TRF2B-RAP1 repress SLX4 localization and t-loop resolution
The SLX4 resolvase is a scaffold protein that assembles the endonucleases SLX1, XPF-ERCC1 and MUS81 to sites of DNA damage and dysfunctional telomeres41,42,43,44,45,46,47. We have previously shown that human TRF2 recruits SLX4 to telomeres via its TRFH domain, leading to telomere shortening and t-loop resolution45. Interestingly, although mouse SLX4 lacks a TRFH-binding motif, it is nevertheless required for telomere maintenance46. To determine whether SLX4 plays a role in the generation of telomere-free fusions, we expressed TRF2ΔB; L288R in shSLX4-treated IMR90 cells and then deplete endogenous TRF2 with shTRF2. Although ∼28% of all chromosome ends in cells expressing TRF2ΔB; L288R displayed telomere-free fusions, shRNA-mediated depletion of SLX4 reduced these fusions ∼3-fold, suggesting that SLX4 is required to generate telomere-free fusions (Fig. 5a,b and Supplementary Fig. 5a). To test whether SLX4 recruitment to telomeres by TRF2 requires a functional TRF2TRFH domain, we mutated phenylalanine 120 into an alanine45 to generate TRF2ΔB; F120A; L288R. Compared with the number of telomere-free fusions observed in IMR90 cells expressing TRF2ΔB; L288R, reconstitution with TRF2ΔB; F120A; L288R also reduced telomere-free fusions ∼3-fold, to levels similar to those observed in shSLX4-treated cells (Fig. 5a,b). Further supporting the notion that SLX4 recruitment to telomeres is required for telomere attrition, expression of SLX4 in Rap1−/− MEFs increased the number of chromosome ends lacking telomeric signals (Supplementary Fig. 5b,c). Finally, we show that depletion of the endonuclease SLX1 in IMR90 cells reduced the number of telomere-free fusions threefold (Fig. 5a,b). These results support the notion that human RAP1 and TRF2B cooperate to repress SLX4 localization to telomeres that would otherwise result in catastrophic telomere attrition and telomere-free fusions.

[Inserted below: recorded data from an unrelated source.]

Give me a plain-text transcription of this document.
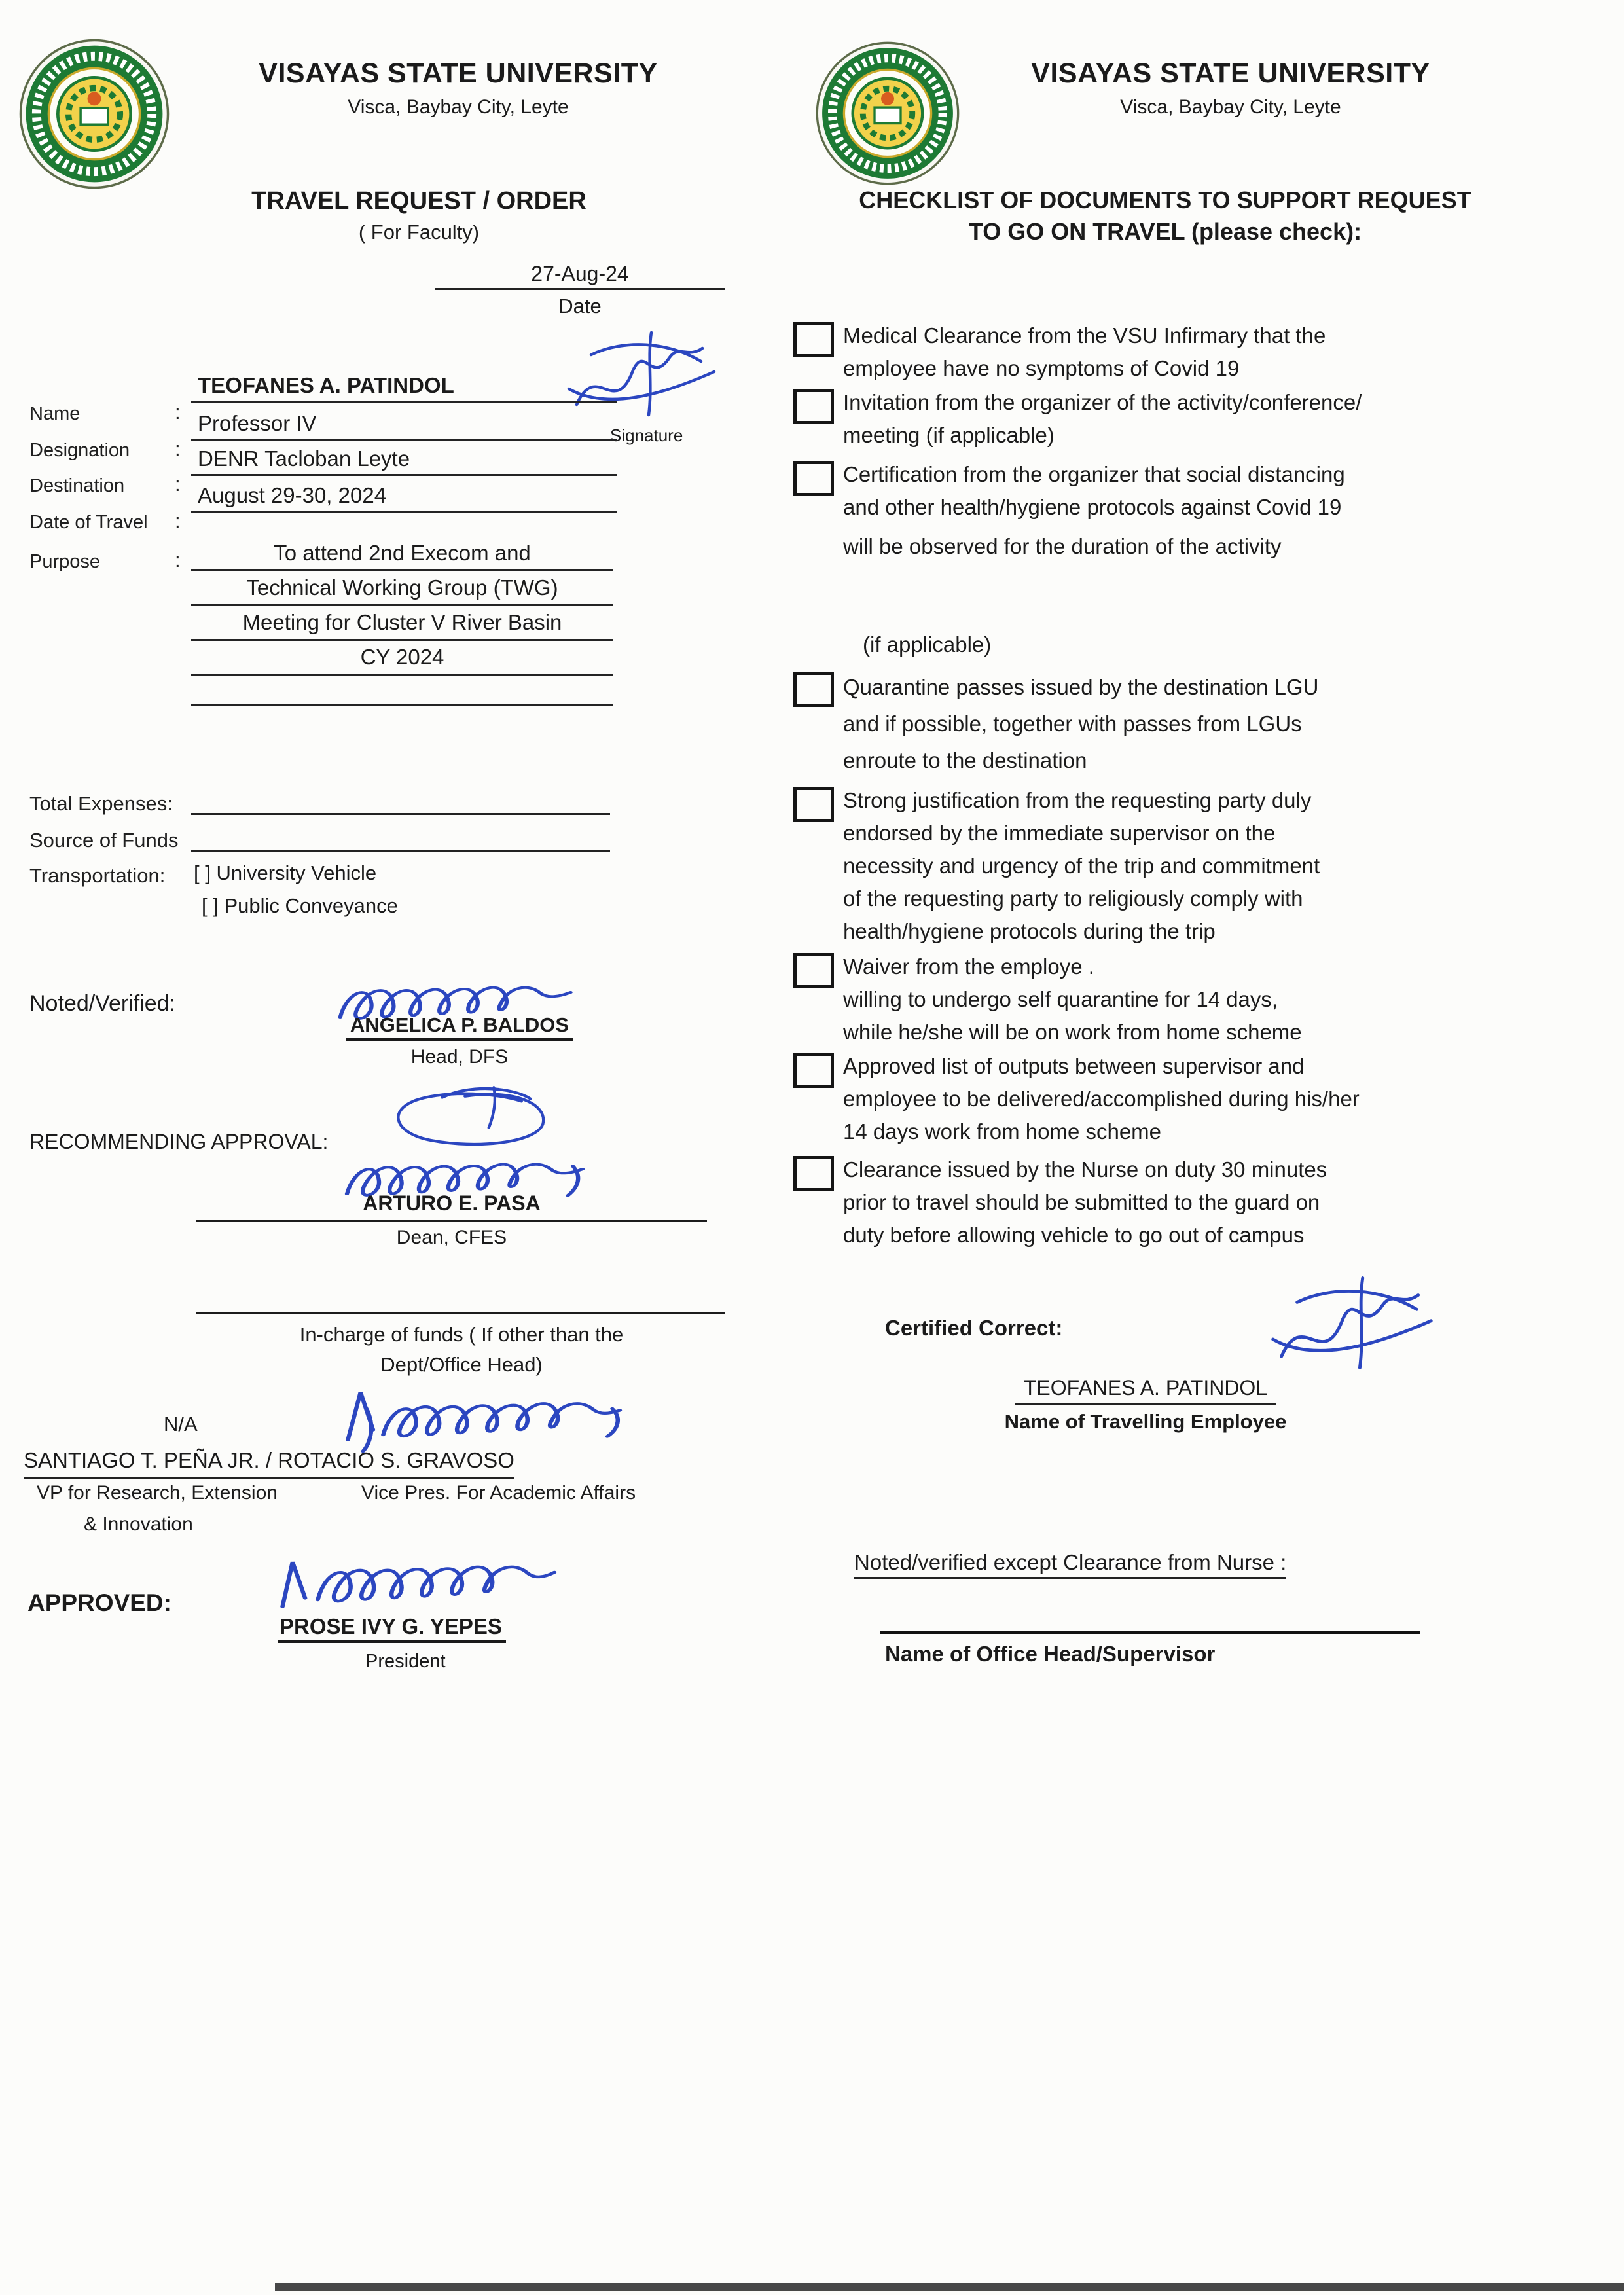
VISAYAS STATE UNIVERSITY
Visca, Baybay City, Leyte
TRAVEL REQUEST / ORDER
( For Faculty)
27-Aug-24
Date
Signature
Name	:
TEOFANES A. PATINDOL
Designation :
Professor IV
Destination :
DENR Tacloban Leyte
Date of Travel :
August 29-30, 2024
Purpose	:	To attend 2nd Execom and
Technical Working Group (TWG)
Meeting for Cluster V River Basin
CY 2024
Total Expenses:
Source of Funds
Transportation: [ ] University Vehicle
[ ] Public Conveyance
Noted/Verified:
ANGELICA P. BALDOS
Head, DFS
RECOMMENDING APPROVAL:
ARTURO E. PASA
Dean, CFES
In-charge of funds ( If other than the
Dept/Office Head)
N/A
SANTIAGO T. PEÑA JR. / ROTACIO S. GRAVOSO
VP for Research, Extension	Vice Pres. For Academic Affairs
& Innovation
APPROVED:
PROSE IVY G. YEPES
President
VISAYAS STATE UNIVERSITY
Visca, Baybay City, Leyte
CHECKLIST OF DOCUMENTS TO SUPPORT REQUEST
TO GO ON TRAVEL (please check):
Medical Clearance from the VSU Infirmary that the
employee have no symptoms of Covid 19
Invitation from the organizer of the activity/conference/
meeting (if applicable)
Certification from the organizer that social distancing
and other health/hygiene protocols against Covid 19
will be observed for the duration of the activity
(if applicable)
Quarantine passes issued by the destination LGU
and if possible, together with passes from LGUs
enroute to the destination
Strong justification from the requesting party duly
endorsed by the immediate supervisor on the
necessity and urgency of the trip and commitment
of the requesting party to religiously comply with
health/hygiene protocols during the trip
Waiver from the employe .
willing to undergo self quarantine for 14 days,
while he/she will be on work from home scheme
Approved list of outputs between supervisor and
employee to be delivered/accomplished during his/her
14 days work from home scheme
Clearance issued by the Nurse on duty 30 minutes
prior to travel should be submitted to the guard on
duty before allowing vehicle to go out of campus
Certified Correct:
TEOFANES A. PATINDOL
Name of Travelling Employee
Noted/verified except Clearance from Nurse :
Name of Office Head/Supervisor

We next examined the localization of endogenous mouse SLX4 in both WT and Rap1−/− MEFs. Mouse SLX4 cannot interact with the TRF2TRFH domain45,46, and consequently the TRF2F120A mutation was unable to abrogate localization of SLX4 to telomeres, or prevent the formation of t-circles, global telomere deletion and telomere-free fusions (Fig. 5d and Supplementary Fig. 4f–h). We were also unable to detect endogenous SLX4 at telomeres in WT MEFs expressing vector control (Fig. 5c,d). However, ≥5 SLX4-positive TIFs were detected in 14% of WT MEFs expressing TRF2ΔB (Fig. 5c,d), supporting a role for TRF2B in repressing murine SLX4 localization to telomeres. We found that 38% of WT MEFs expressing TRF2ΔB; L286R displayed ≥5 SLX4-positive TIFs, reinforcing the view that both RAP1 and TRF2B cooperate to repress mouse SLX4 localization to telomeres. Similar results were observed in Rap1−/− MEFs expressing TRF2B (Fig. 5c,d).
Finally, we found that murine SLX4 localization to telomeres is dependent upon functional PARP1, as depletion of Parp1 by either shRNA expression or treatment with the PARP1 PJ34 inhibitor in Rap1−/− MEFs expressing TRF2ΔB resulted in ∼3.5- and 5-fold reduction in SLX4 localization to telomeres, respectively (Fig. 5c,d). Taken together, our data strongly support the notion that RAP1 cooperates with TRF2B to repress PARP1 localization to telomeres, which in turn prevents SLX4’s telomeric localization.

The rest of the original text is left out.